Montgomery County officials voted Thursday to increase property taxes and parking rates and to extend an unpopular energy tax increase while bolstering social programs, issuing bonuses to county workers and creating a $150,000-a-year senior government position.
The County Council increased agency spending by about 6 percent from last year. But it had expected $135 million more and closed the gap by keeping nearly all of the energy tax increase and slashing an expected contribution to retiree health benefits. It also reduced government debt for construction projects by $140 million over six years. The council is expected to formalize the vote May 24.
Under the budget approved Thursday, the owner of a $250,000 property will see his annual tax bill increase by about $18. For an owner of a $1 million property, the bill would go up by $73. The Ride On monthly fee was increased to $45 from $40, while the biennial residential parking permit goes up $5 to $40. Short-term parking rates would increase by 25 cents an hour.
Because of the extended energy tax increase, the average household would pay about $140 more a year, while the average annual commercial bill would go up about $1,360 to $4,233.

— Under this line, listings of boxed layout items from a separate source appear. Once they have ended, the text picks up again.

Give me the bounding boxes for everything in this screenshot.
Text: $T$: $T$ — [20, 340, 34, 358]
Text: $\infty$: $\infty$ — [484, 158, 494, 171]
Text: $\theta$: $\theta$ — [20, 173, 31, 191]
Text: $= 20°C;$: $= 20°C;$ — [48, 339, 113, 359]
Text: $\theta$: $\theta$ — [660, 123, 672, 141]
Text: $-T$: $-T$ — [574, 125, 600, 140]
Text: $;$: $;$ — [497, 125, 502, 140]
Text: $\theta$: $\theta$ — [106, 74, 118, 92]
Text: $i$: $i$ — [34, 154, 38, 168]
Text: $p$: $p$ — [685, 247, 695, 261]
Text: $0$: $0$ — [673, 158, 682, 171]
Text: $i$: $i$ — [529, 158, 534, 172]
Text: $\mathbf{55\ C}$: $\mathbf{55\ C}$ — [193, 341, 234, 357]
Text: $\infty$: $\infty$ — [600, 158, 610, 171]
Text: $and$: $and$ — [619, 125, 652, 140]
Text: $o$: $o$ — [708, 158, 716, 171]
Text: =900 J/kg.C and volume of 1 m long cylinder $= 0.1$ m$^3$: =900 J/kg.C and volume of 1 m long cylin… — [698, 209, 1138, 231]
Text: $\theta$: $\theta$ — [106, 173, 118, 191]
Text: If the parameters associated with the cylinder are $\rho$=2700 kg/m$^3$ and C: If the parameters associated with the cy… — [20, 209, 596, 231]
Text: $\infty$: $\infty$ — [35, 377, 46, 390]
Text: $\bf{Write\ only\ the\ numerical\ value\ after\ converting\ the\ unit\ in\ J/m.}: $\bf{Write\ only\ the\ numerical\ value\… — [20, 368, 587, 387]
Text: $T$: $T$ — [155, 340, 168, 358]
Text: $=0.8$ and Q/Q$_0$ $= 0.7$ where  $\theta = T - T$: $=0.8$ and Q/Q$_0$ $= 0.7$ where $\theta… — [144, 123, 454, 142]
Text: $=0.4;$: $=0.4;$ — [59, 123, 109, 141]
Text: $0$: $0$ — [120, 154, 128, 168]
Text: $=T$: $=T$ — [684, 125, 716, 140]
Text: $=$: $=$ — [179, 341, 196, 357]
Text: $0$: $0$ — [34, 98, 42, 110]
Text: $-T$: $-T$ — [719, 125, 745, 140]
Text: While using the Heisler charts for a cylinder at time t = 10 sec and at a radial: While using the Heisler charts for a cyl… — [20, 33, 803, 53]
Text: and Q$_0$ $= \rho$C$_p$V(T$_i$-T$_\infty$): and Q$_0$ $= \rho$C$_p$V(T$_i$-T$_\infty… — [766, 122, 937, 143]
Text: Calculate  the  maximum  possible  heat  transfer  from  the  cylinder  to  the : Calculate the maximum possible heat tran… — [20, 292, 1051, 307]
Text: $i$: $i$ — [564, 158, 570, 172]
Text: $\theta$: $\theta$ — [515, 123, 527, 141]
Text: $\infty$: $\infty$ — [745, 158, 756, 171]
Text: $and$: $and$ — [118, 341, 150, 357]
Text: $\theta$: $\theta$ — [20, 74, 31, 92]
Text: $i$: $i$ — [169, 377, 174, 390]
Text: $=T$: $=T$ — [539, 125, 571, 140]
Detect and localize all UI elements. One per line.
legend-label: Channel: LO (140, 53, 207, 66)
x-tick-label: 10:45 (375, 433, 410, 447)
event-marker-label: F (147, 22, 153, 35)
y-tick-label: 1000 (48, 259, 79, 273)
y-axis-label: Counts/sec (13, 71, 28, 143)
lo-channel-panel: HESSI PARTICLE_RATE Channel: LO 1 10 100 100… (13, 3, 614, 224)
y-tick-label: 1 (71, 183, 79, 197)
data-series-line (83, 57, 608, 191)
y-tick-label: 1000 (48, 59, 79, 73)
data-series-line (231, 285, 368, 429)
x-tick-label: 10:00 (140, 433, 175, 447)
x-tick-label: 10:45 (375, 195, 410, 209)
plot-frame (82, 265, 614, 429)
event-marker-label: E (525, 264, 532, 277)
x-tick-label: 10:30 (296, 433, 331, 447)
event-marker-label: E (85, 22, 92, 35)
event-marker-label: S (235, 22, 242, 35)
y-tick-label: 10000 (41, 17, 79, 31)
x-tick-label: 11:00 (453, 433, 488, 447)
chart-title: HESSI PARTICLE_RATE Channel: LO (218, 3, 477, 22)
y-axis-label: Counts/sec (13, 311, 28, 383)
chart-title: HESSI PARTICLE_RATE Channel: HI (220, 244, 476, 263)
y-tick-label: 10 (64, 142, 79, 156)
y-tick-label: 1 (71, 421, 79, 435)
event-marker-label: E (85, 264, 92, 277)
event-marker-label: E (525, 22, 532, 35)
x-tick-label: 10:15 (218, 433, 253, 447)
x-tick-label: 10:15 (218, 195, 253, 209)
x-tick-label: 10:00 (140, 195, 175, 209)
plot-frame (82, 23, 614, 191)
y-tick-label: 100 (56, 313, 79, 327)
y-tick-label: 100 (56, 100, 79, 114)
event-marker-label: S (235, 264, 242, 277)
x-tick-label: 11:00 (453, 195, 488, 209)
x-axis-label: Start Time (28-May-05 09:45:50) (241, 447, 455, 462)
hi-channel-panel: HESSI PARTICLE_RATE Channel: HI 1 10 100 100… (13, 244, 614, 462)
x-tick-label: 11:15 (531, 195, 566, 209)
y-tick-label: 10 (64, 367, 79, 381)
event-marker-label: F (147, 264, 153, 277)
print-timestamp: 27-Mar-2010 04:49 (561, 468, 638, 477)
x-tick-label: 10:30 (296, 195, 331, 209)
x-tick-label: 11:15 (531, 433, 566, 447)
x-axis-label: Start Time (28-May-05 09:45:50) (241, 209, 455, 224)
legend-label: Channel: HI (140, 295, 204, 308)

The approval comes a day after the state added hundreds to thousands of dollars in income taxes to affluent Maryland residents, many of whom live in Montgomery County, under a package approved by state legislators during a special session called by Gov. Martin O’Malley (D).
The state also shifted some teacher pension costs to counties. Because of this, Montgomery is required to pay $27 million more to the school system for fiscal 2013. The state provided offsets so that county services wouldn’t be affected, but county officials said they worry that paying for ballooning pension costs will be difficult in the future.
In January, County Executive Isiah Leggett (D) proposed his own construction financing plan with a slight cut to school funding — the first decrease in recent memory. In March, he announced an operating budget that beefed up police and fire departments and library services.
Council members said they wanted to keep much of Leggett’s spending increases because residents have been negatively affected by the austerity measures the county has taken in recent years. For instance, the council rolled back health and retirement benefits for county employees by $33 million last year, riling county union leaders. Council members also restored some of the school construction funding Leggett took out in his January construction proposal.
County legislators also wanted funding for their own initiatives. For instance, Council President Roger Berliner (D-Potomac-Bethesda) pushed for a “chief innovation officer,” whose salary and benefits total $150,000. Council member George L. Leventhal (D-At Large) pushed for an employee wellness coordinator, whose salary and benefits cost $110,000.
The council approved a $2,000 one-time lump sum payment to full-time county managers and workers, but it did not approve step or cost-of-living increases. Legislators also gave $500,000 to the county’s business development corporation, a public-private partnership started last year.
Meanwhile, council members rejected a $900,000 economic development grant to defense giant Lockheed Martin. Leggett has said he wanted to reimburse the company for hotel taxes he believes it should not pay.
On the energy tax increase, council members had mixed opinions. Council member Phil Andrews (D-Gaithersburg-Rockville) has said he did not support the energy tax increase because of the disproportionate effect on county residents. Council member Marc Elrich (D-At Large) said he supported keeping the full increase.
Leggett said he would support nothing less than the full increase. In a statement released to reporters on Thursday, Leggett did not mention the energy tax increase but said the budget “begins the process of restoring resources in . . . critical areas.”
However, county officials said Berliner made a concerted effort to introduce at least a small cut. Council member Nancy Navarro (D-Midcounty) said she supported the latter approach as a “good faith effort” to bring down the tax.
The council approved a proposal by council member Craig Rice (D-Upcounty) to add $500,000 in county aid to help lower-income households pay for the energy costs.
As for construction funding, the council resisted efforts by Leggett to delay construction of a second entrance for the Bethesda Metrorail station — a key local project for the Purple Line. The council decided to start construction in fiscal 2016. Leggett administration officials have said it makes little sense to start building the entrance soon because the Purple Line may not start soon. The project hasn’t secured the necessary federal funding, county officials said.
The council also chose to build a new headquarters for the Maryland-National Capital Park and Planning Commission in downtown Wheaton as part of a broader effort to revitalize the area. This put on hold Leggett’s more ambitious proposal, which would bring in a hotel and as many as three office buildings.
Though Montgomery College received significantly less construction funding than what it proposed, it did get more than the last capital spending plan two years ago. The County Council approved construction of a new garage in its Rockville campus as well.